Abstract
Background: Presbyopia is often overlooked in refractive error distribution analysis. This article employs multivariate analysis to address this gap, enhancing understanding of means, outliers and variations through graphical data presentation.
Aim: To analyse the distribution of near-corrective optical additions for presbyopic patients over 2 years at a rural optometry clinic.
Setting: The study was conducted at Sekororo District Hospital, South Africa.

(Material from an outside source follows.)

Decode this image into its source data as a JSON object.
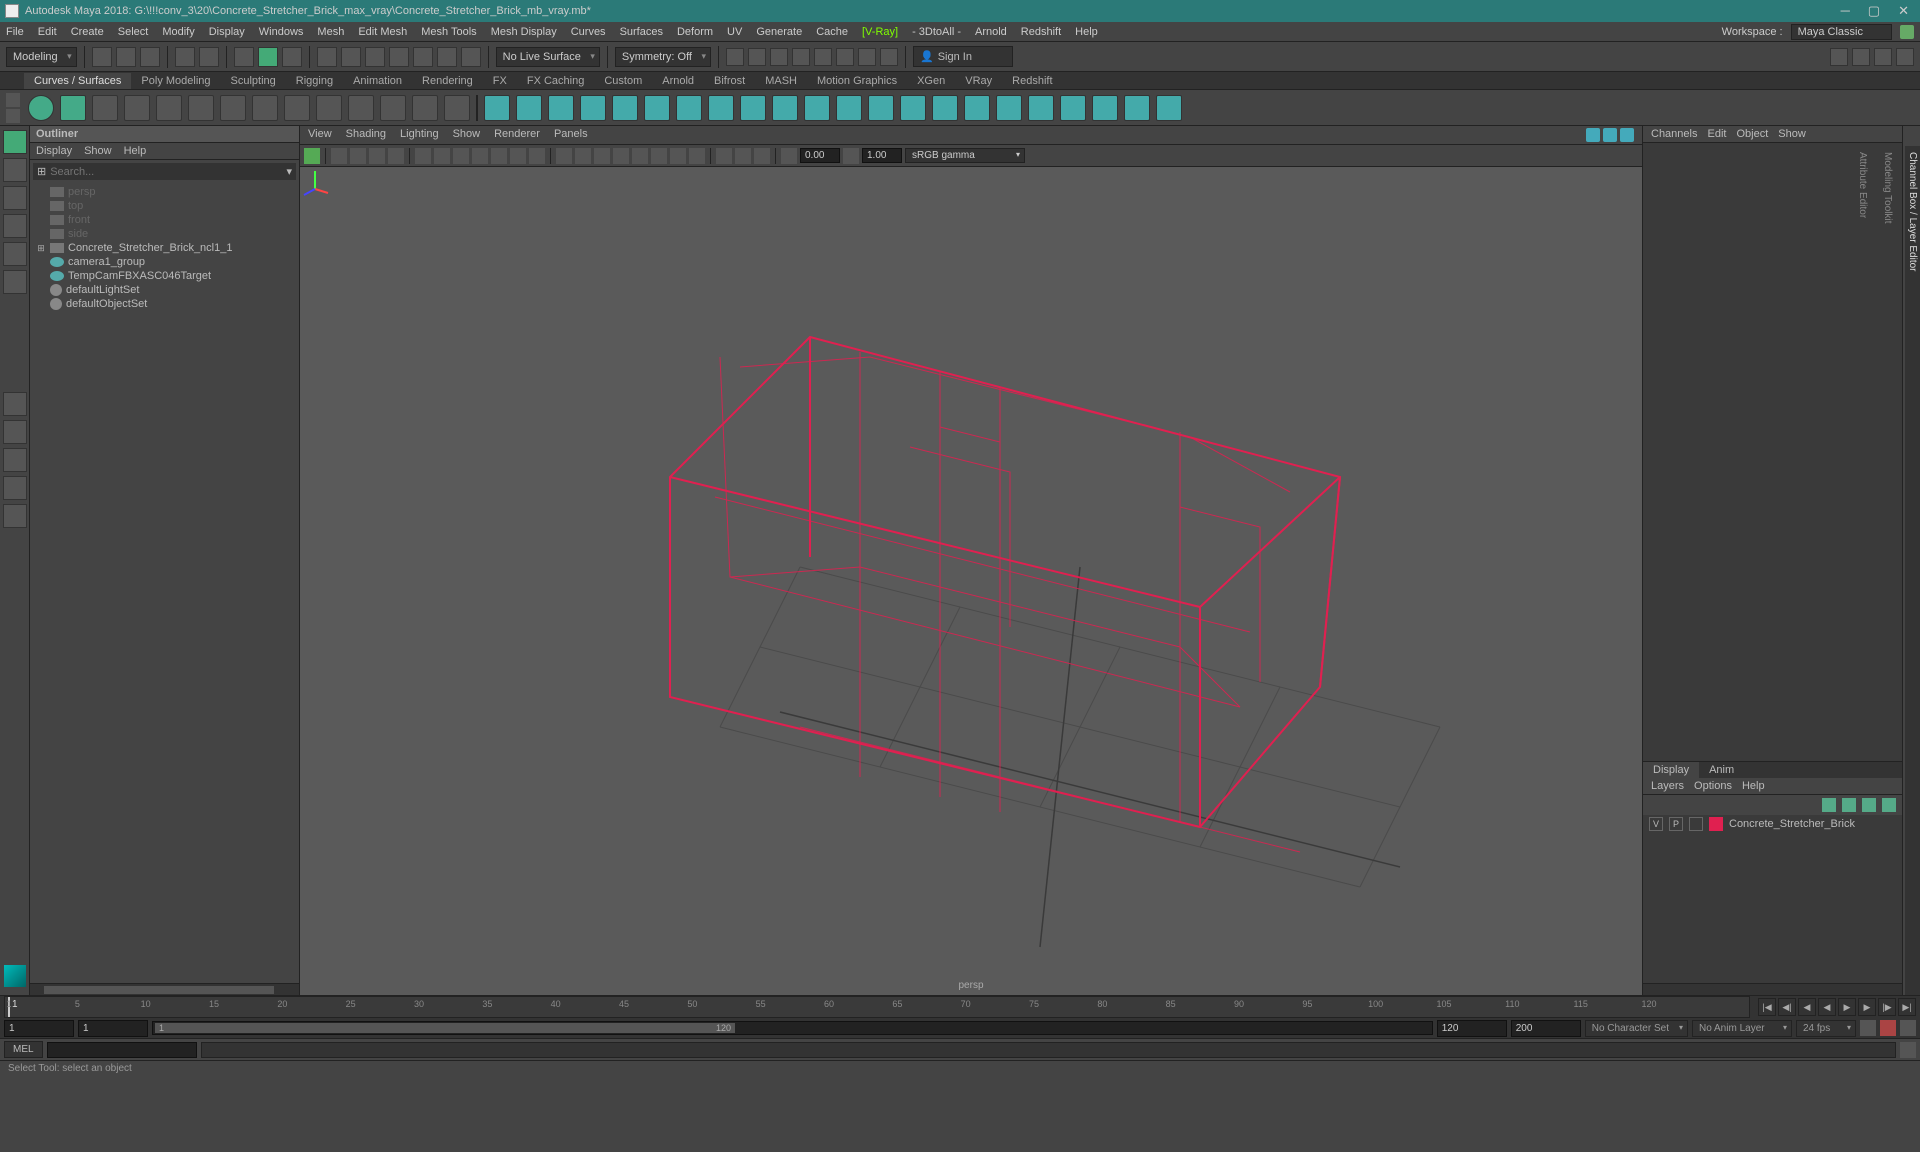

Methods: Non-cycloplegic near-refractive error data for presbyopic patients who visited the clinic at the district hospital from January 2018 to December 2019 were extracted from the hospital’s records. The records were randomly divided into two groups for 2018 and 2019. Meridional plots and stereo-pair scatter plots were used to analyse the refractive states for the right (OD) and left (OS) eyes.
Results: In the 2018 sample, the clinical means for OD and OS were +1.33 ‒0.32 × 90 and +2.01 ‒0.37 × 77, respectively. Similarly, for the 2019 sample, the clinical means for OD and OS were +2.01 ‒0.32 × 82 and +1.82 ‒0.18 × 95, respectively. The data were not normally distributed, and outliers were present. Sample variances were spherical rather than astigmatic.
Conclusion: Deviation from the normality showed that the data for OD and OS were mainly mildly positively skewed. Much of the variation in the refractive state was spherical (the stigmatic) irrespective of the laterality.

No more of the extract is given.